Nordex USA, which develops and manufactures wind turbines, has taken a new order from RPM Access for a 41-MW wind farm development in Delaware County, Iowa. It’s the second large-scale order for Nordex this month, following a booking from EverPower Wind Holdings concerning a 75-MW wind farm project in Pennsylvania.
The Elk Wind Farm that RPM Access is developing in on 3,300 acres of farmland in Manchester, Iowa, is due for completion next October. Des Moines-based RPM Access will own and operate the facility and the Central Iowa Power Cooperative will purchase the power via a 20-year power purchase agreement.
RPM Access has developed six operating wind projects in Iowa over the past 10 years, representing 370 MW of generating capacity, and it has several more projects in development. Iowa produces almost 20% of its energy from wind and is the second-largest generator of wind energy in the U.S.
No value has been reported for the Elk Wind Farm project, but Nordex indicates it will be supplying 17 of its 2.4-MW N100 turbines, which will be manufactured at its recently opened plant in Jonesboro, Ark.
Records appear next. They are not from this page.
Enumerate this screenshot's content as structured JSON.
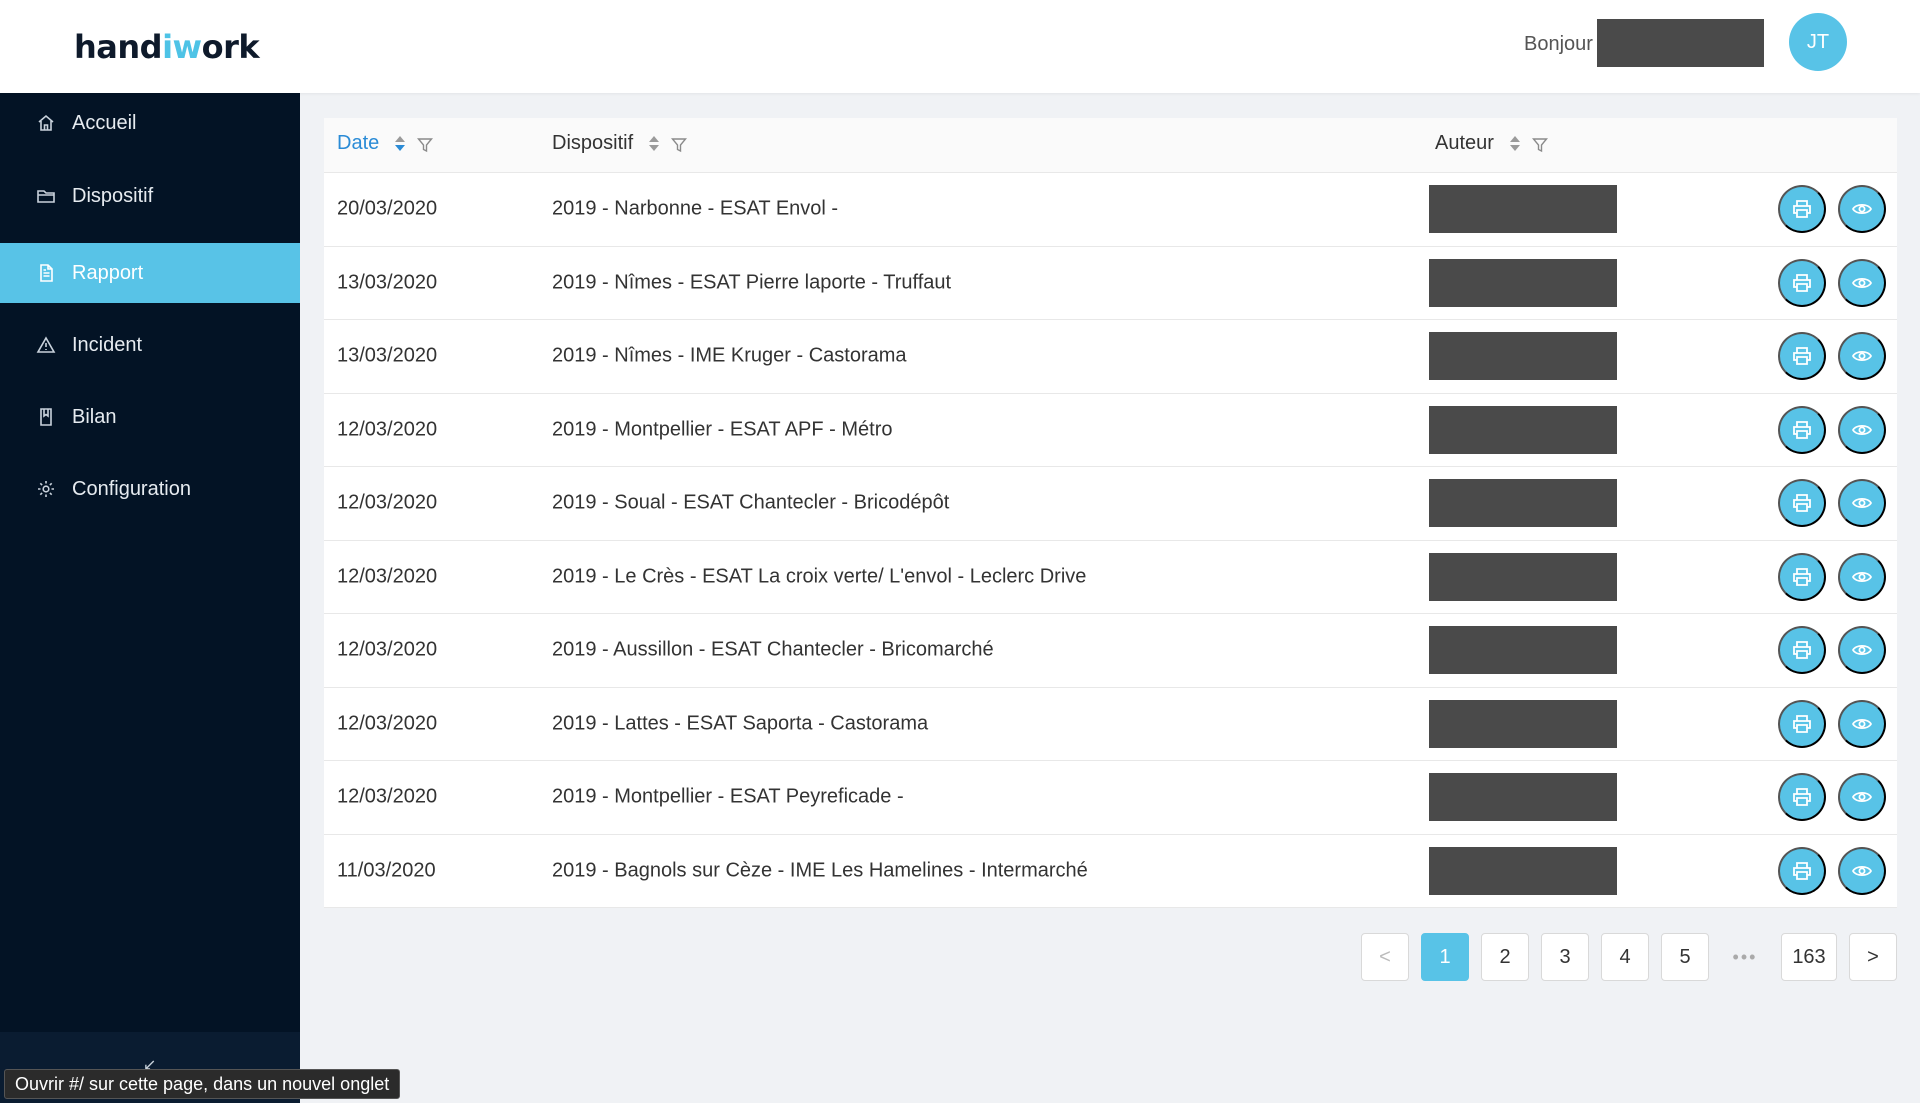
{
  "header": {
    "logo": {
      "part1": "hand",
      "part2": "iw",
      "part3": "ork"
    },
    "greeting": "Bonjour",
    "avatar_initials": "JT"
  },
  "sidebar": {
    "items": [
      {
        "label": "Accueil",
        "icon": "home-icon"
      },
      {
        "label": "Dispositif",
        "icon": "folder-icon"
      },
      {
        "label": "Rapport",
        "icon": "document-icon",
        "active": true
      },
      {
        "label": "Incident",
        "icon": "warning-icon"
      },
      {
        "label": "Bilan",
        "icon": "book-icon"
      },
      {
        "label": "Configuration",
        "icon": "gear-icon"
      }
    ],
    "collapse_icon": "collapse-icon"
  },
  "tooltip": "Ouvrir #/ sur cette page, dans un nouvel onglet",
  "table": {
    "columns": {
      "date": "Date",
      "dispositif": "Dispositif",
      "auteur": "Auteur"
    },
    "rows": [
      {
        "date": "20/03/2020",
        "dispositif": "2019 - Narbonne - ESAT Envol -"
      },
      {
        "date": "13/03/2020",
        "dispositif": "2019 - Nîmes - ESAT Pierre laporte - Truffaut"
      },
      {
        "date": "13/03/2020",
        "dispositif": "2019 - Nîmes - IME Kruger - Castorama"
      },
      {
        "date": "12/03/2020",
        "dispositif": "2019 - Montpellier - ESAT APF - Métro"
      },
      {
        "date": "12/03/2020",
        "dispositif": "2019 - Soual - ESAT Chantecler - Bricodépôt"
      },
      {
        "date": "12/03/2020",
        "dispositif": "2019 - Le Crès - ESAT La croix verte/ L'envol - Leclerc Drive"
      },
      {
        "date": "12/03/2020",
        "dispositif": "2019 - Aussillon - ESAT Chantecler - Bricomarché"
      },
      {
        "date": "12/03/2020",
        "dispositif": "2019 - Lattes - ESAT Saporta - Castorama"
      },
      {
        "date": "12/03/2020",
        "dispositif": "2019 - Montpellier - ESAT Peyreficade -"
      },
      {
        "date": "11/03/2020",
        "dispositif": "2019 - Bagnols sur Cèze - IME Les Hamelines - Intermarché"
      }
    ]
  },
  "pagination": {
    "prev": "<",
    "pages": [
      "1",
      "2",
      "3",
      "4",
      "5"
    ],
    "current": "1",
    "ellipsis": "•••",
    "last": "163",
    "next": ">"
  },
  "colors": {
    "accent": "#58c3e7",
    "sidebar_bg": "#031325",
    "sort_active": "#2a8bd6"
  }
}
The contract includes a 10-year premium service contract, as well as the delivery, installation, commissioning and testing of the N100 turbines.
It will be Nordex USA’s first project with RPM Access, which company president and CEO Ralf Sigrist called “one of the most experienced and knowledgeable developers in the Midwest.
“And as Nordex is also a pioneer in wind, working together was a real meeting of minds,” Sigrist continued. “We share the same passions – building new energy sources for the future, bringing cost predictability to a volatile electricity market and using the best technology available to achieve these goals.”
Nordex USA is an operating subsidiary of Germany’s Nordex Energy GmbH. The N100 turbine is its latest and largest design. Nordex USA opened its Jonesboro, Ark., turbine manufacturing plant in October, having completed the project in July after nine months of construction. The plant was announced last year with a budget of $40-million, but part of a staged development that would eventually cost about $100 million.
The company has 150 employees in the U.S. and 42 at the Jonesboro plant, but Nordex USA anticipates a domestic workforce of up to 700 by 2014 as it expands production.
The new Arkansas operation is producing nacelles for the N100 units — the large housings that contain an engine and other critical turbine components atop a windmill tower. A second stage of development is planned at some future date to assemble rotor blades for windmills.